Unless the voices of people who are marginalised are heard and responded to, the present trend will continue. Owing to the chauvinist ideology in which most members of the Security Forces have been moulded, they are unable to respond creatively to the dilemma of ordinary Tamils, and find it more congenial to rely on the use of terror.
The grim fate staring at these children scarred by the war poses a major challenge for democratic forces in the South that are working for peace. They need to understand the predicament of the ordinary Tamil people and consistently uphold their interests by making the Security Forces accountable.
Moreover, the Government needs to take the initiative to monitor the activities of the Security Forces especially in the interior villages. The reality in Jaffna too needs clear understanding. The children are growing up in a militarised environment, having constantly faced bombing and shelling. They have been in every sense trapped by a force which sees children chiefly as cannon fodder.
Suicidal
attacks and cyanide carrying cadre symbolise the overall nature of the political
trend. If it cannot attain its goal of achieving uncontested power (ie.
Eelam) , it will commit both itself and the section of Tamil society within
its ambit to collective suicide. This is the inescapable direction of its
logic.
How do we break this vicious circle? If the
Government is prepared to accept that the politics of the past, with its narrow
sectarian ends, had created the present crisis, it is necessary to look into
every aspect of life which has been affected by it.
Has the Government any message for the children, the marginalised, and the youths in Tamil society ? If so, are there any concrete programmes to educate and guide the Armed Forces who are the only representatives of the Government in the war zones? Are there any structures which have been vested with adequate powers to give effect to such programmes? Is there any qualitative change in the outlook of the military to encompass the complex reality of the present and the ethnic nature of the conflict?

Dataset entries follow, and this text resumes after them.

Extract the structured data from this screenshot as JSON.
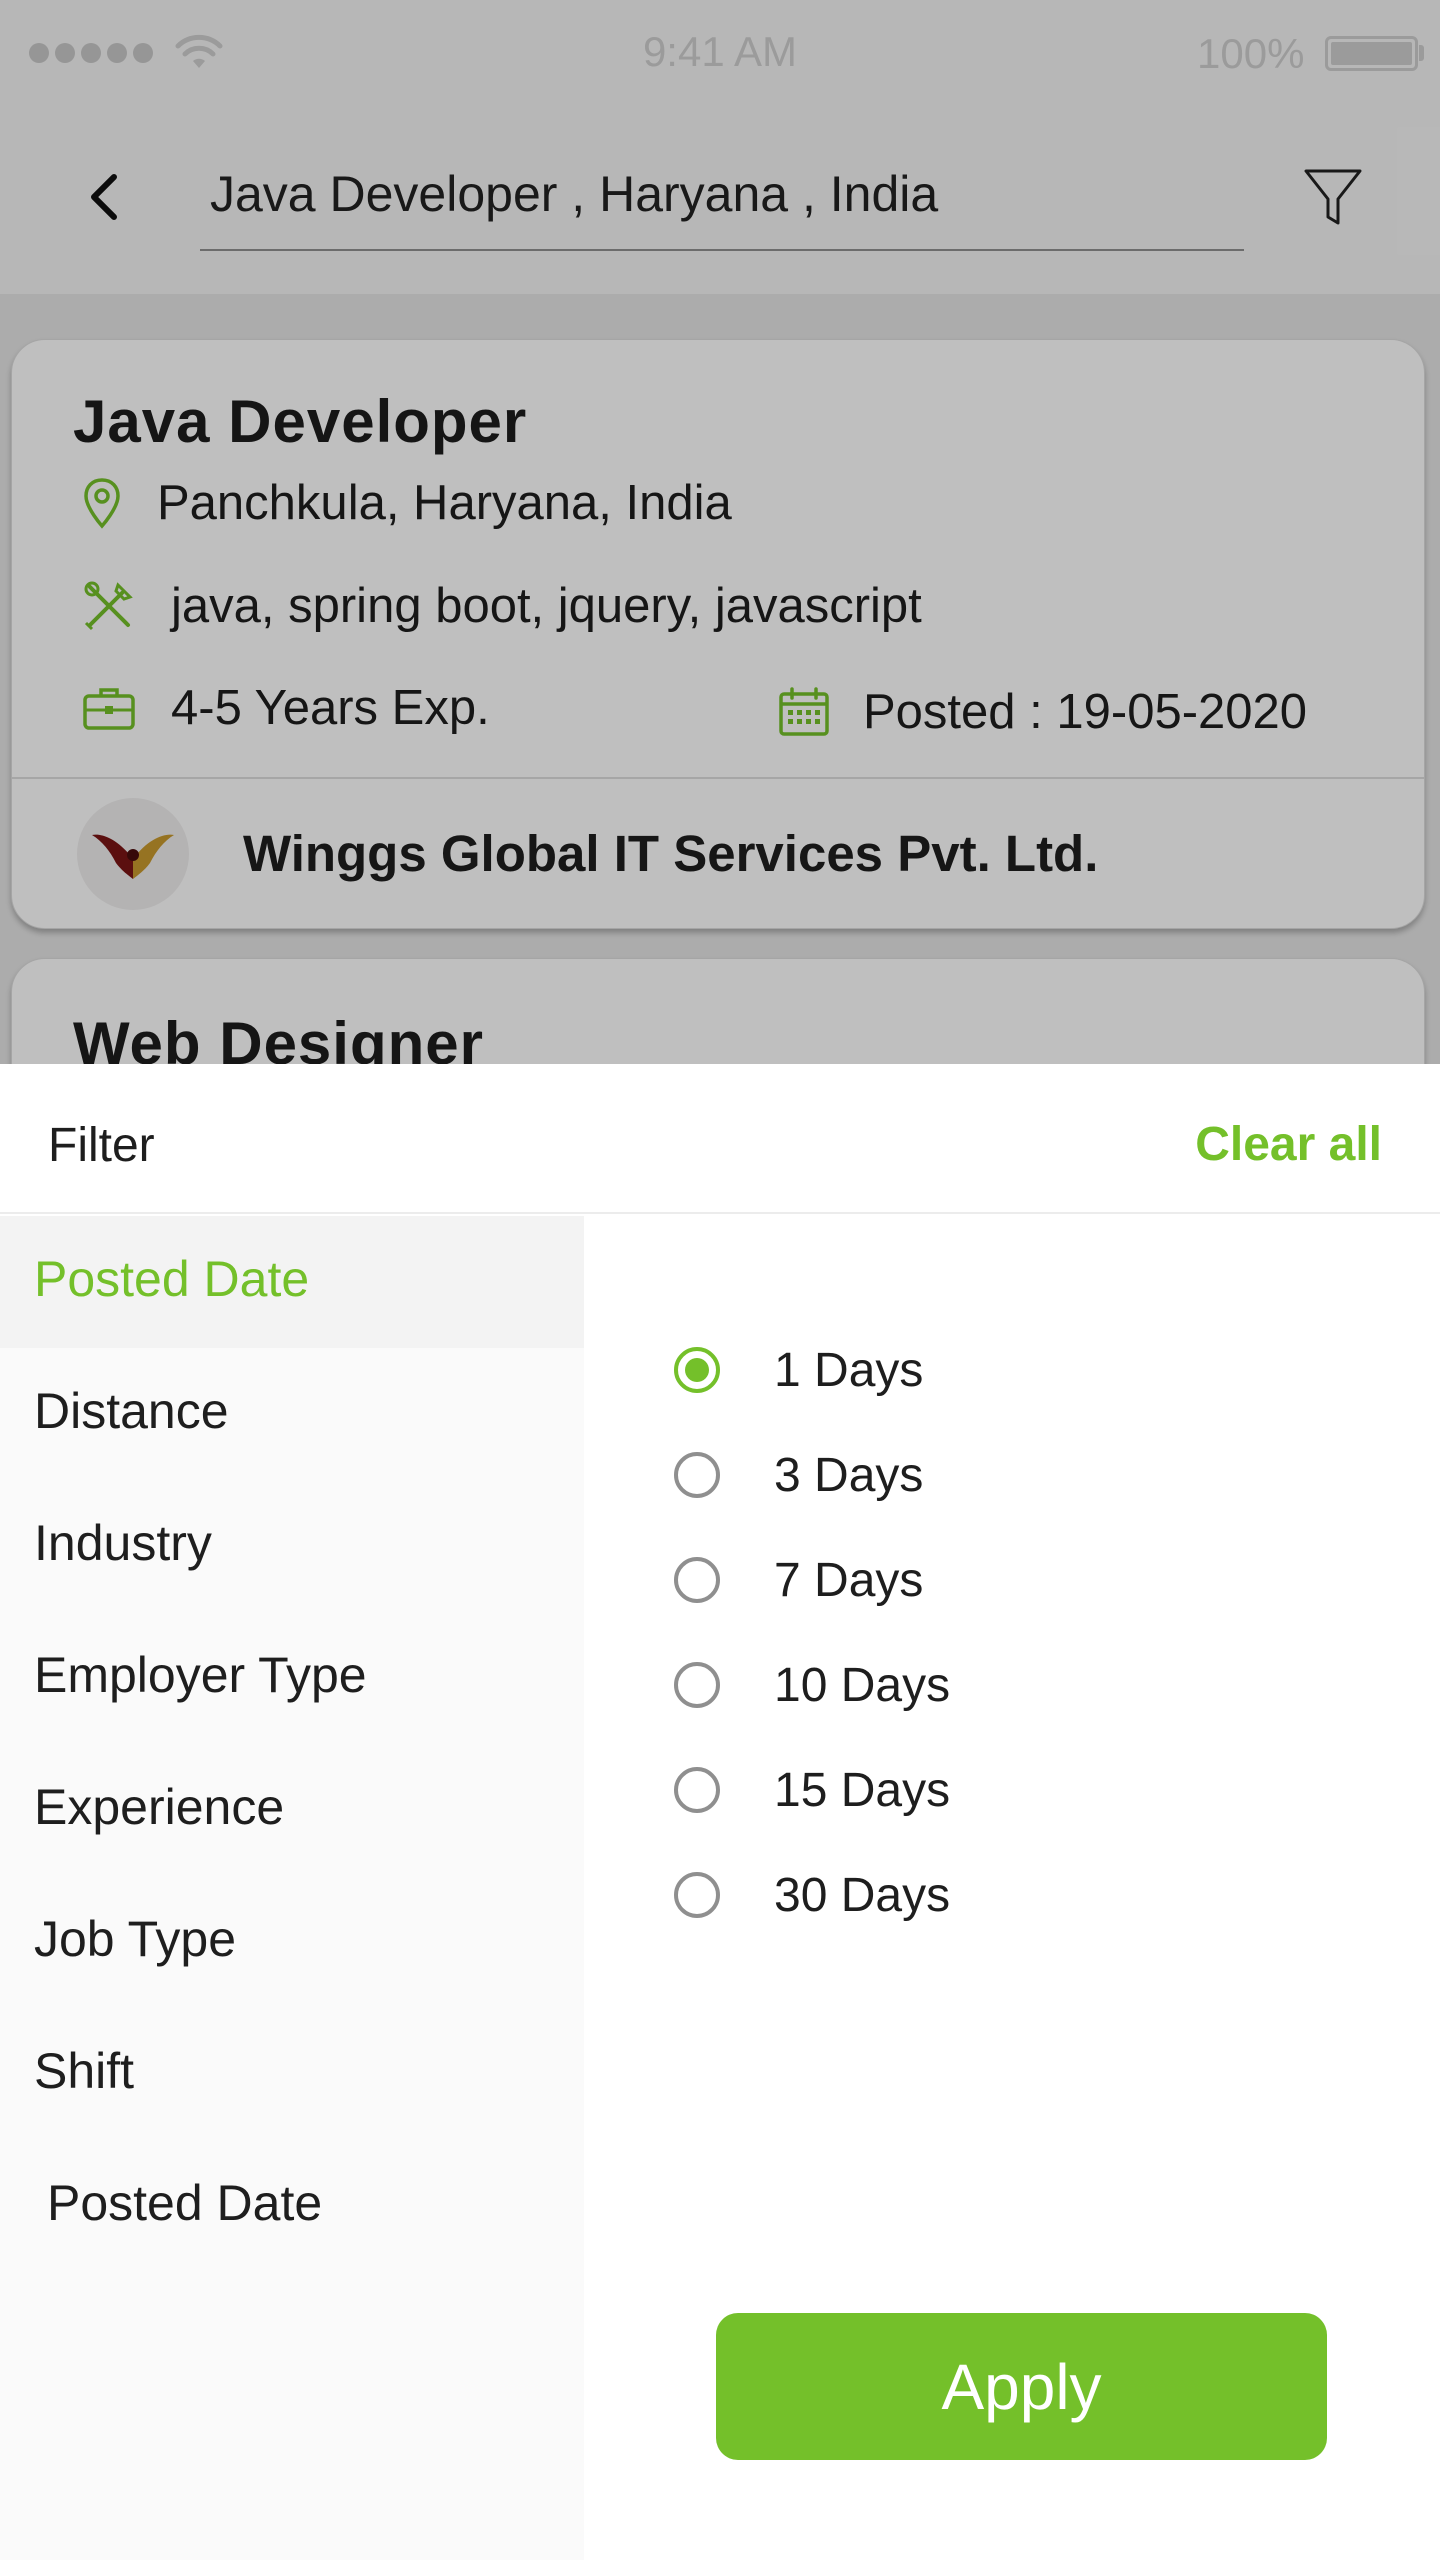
{
  "status_bar": {
    "time": "9:41 AM",
    "battery": "100%"
  },
  "search": {
    "query": "Java Developer , Haryana , India"
  },
  "jobs": [
    {
      "title": "Java  Developer",
      "location": "Panchkula, Haryana, India",
      "skills": "java, spring boot, jquery, javascript",
      "experience": "4-5 Years Exp.",
      "posted": "Posted : 19-05-2020",
      "company": "Winggs Global IT Services Pvt. Ltd."
    },
    {
      "title": "Web Designer"
    }
  ],
  "filter": {
    "title": "Filter",
    "clear_all": "Clear all",
    "categories": [
      {
        "label": "Posted Date",
        "active": true
      },
      {
        "label": "Distance"
      },
      {
        "label": "Industry"
      },
      {
        "label": "Employer Type"
      },
      {
        "label": "Experience"
      },
      {
        "label": "Job Type"
      },
      {
        "label": "Shift"
      },
      {
        "label": "Posted Date"
      }
    ],
    "options": [
      {
        "label": "1 Days",
        "selected": true
      },
      {
        "label": "3 Days",
        "selected": false
      },
      {
        "label": "7 Days",
        "selected": false
      },
      {
        "label": "10 Days",
        "selected": false
      },
      {
        "label": "15 Days",
        "selected": false
      },
      {
        "label": "30 Days",
        "selected": false
      }
    ],
    "apply": "Apply"
  },
  "colors": {
    "accent": "#74c02a",
    "text": "#1e1e1e"
  },
  "icons": [
    "back-arrow-icon",
    "filter-funnel-icon",
    "location-pin-icon",
    "tools-icon",
    "briefcase-icon",
    "calendar-icon",
    "wifi-icon",
    "battery-icon"
  ]
}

Then, how do Tamils themselves deal with this phenomenon of child warriors? We can no doubt academically explain the present reality. But can we justify it and allow this trend to continue when we can clearly see that its outcome is necessarily the total destruction of our community? In the present reality where ordinary Tamil people are powerless, some perceive it as a neccessity to preserve the LTTE with its child battalions comprising other people's children, as a means to extract a political solution from the Government. Hence all criticism is muted. But the hypocrisy of this position becomes evident from the fact that it is nearly always voiced by elites from outside the North East and by a few in Jaffna whose children have been secured means of escape. On the other hand the victims and prospective victims in the North-East are daily voicing their doubts in several ways about the politics which is neither defensive nor liberating. Tamil opinion makers, politicians and expatriates must look at the fate that awaits these children and the community, and rethink the roles they are playing now.
At
a broader level, can we allow such collective brutalisation to continue in
the name of patriotism, national integrity and sovereignty; or of the
right to self determination and liberation? We do know from experience that
these notions are only rhetorical in the absence of any corresponding substance
in the politics of either side that could give them realisation.